Data keeps showing up which suggests that for the German economy the point of no return is either close at hand or has already been surpassed. More and more it looks like the best case is something like the milder 2012 recession, which was mild only in comparison to the Great “Recession” that had preceded.

The latest estimate for August 2019 from Germany’s closely-watched IFO institute, like the ZEW it puts the current business climate already equal to the depths of that previous recession. Part of the reason is how the downturn is no longer limited to trade and manufacturing – the point of fracture introduced by the eurodollar shock way back at the end of 2017. The lack of monetary oxygen from the ongoing squeeze has penetrated the full economy.

This is very bad news indeed. It’s not just manufacturing where the decline continues, but we now see that the weakness is really affecting the services sector which is large and important for the German economy.

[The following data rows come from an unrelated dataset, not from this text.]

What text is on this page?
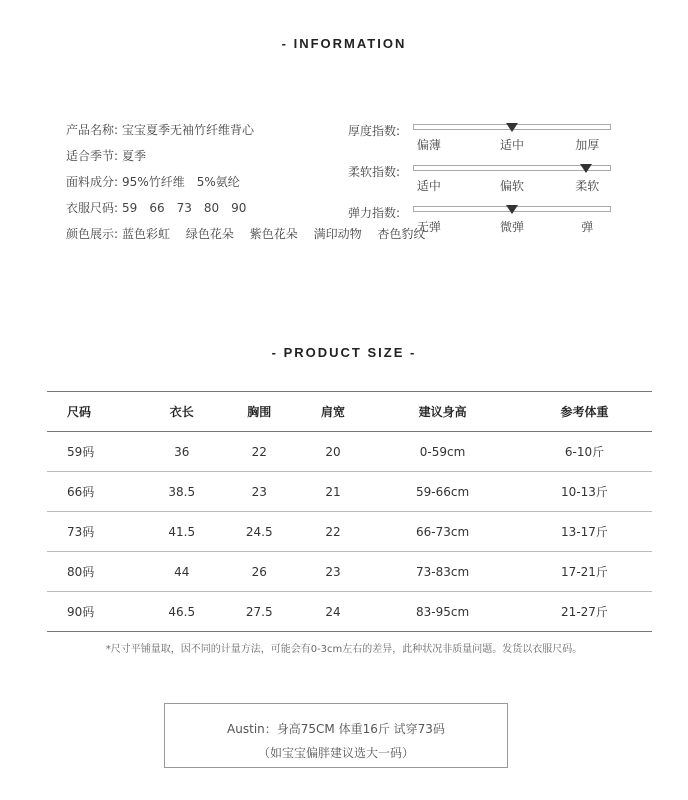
- INFORMATION
产品名称: 宝宝夏季无袖竹纤维背心
适合季节: 夏季
面料成分: 95%竹纤维 5%氨纶
衣服尺码: 59 66 73 80 90
颜色展示: 蓝色彩虹 绿色花朵 紫色花朵 满印动物 杏色豹纹
厚度指数:
偏薄	适中	加厚
柔软指数:
适中	偏软	柔软
弹力指数:
无弹	微弹	弹
- PRODUCT SIZE -
尺码	衣长	胸围	肩宽	建议身高	参考体重
59码	36	22	20	0-59cm	6-10斤
66码	38.5	23	21	59-66cm	10-13斤
73码	41.5	24.5	22	66-73cm	13-17斤
80码	44	26	23	73-83cm	17-21斤
90码	46.5	27.5	24	83-95cm	21-27斤
*尺寸平铺量取，因不同的计量方法，可能会有0-3cm左右的差异，此种状况非质量问题。发货以衣服尺码。
Austin：身高75CM 体重16斤 试穿73码
（如宝宝偏胖建议选大一码）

That was professor Clemens Fuest, head of the IFO, telling CNBC about the seriousness of Germany’s situation. Perhaps the more important piece of his organization’s data release was the expectations component. For the month of August, it was more Great “Recession” than 2012 recession.

What’s indicated here is exactly what I’ve described. The shock and economic transition took place when the dollar turned (the relevant flipside to our key formulation, CNY DOWN = BAD), and even though that was a long time in the past and the German (global) economy has been struggling for more than a year and a half already, it is still quite possible and even likely this has only been the beginning stage(s). More and more likely, in fact, with each passing month.

And while we pity the poor Germans that doesn’t mean we aren’t selfishly looking on with increasing alarm. As more and more economies around the world behave in the same way and with the same indications, big ones, too, like Japan and China, it suggests that Germany is no global outlier – it is merely the farthest down the road and therefore a potential glimpse at our intermediate future.

The further they slip downward, the greater our own potential downside.

You can, I hope, see right what it is that might be so spooking the global bond market (and gold) at the moment, at least from the econ side of things (there are other purely monetary considerations which bond yields are reflecting, too). Against all this, Jay Powell’s single rate cut, the ECB’s coming “stimulus”, and Janet Yellen’s childish term premiums all look pretty ridiculous by comparison.

The shock and the squeeze, they are old news. All that’s left is the last one.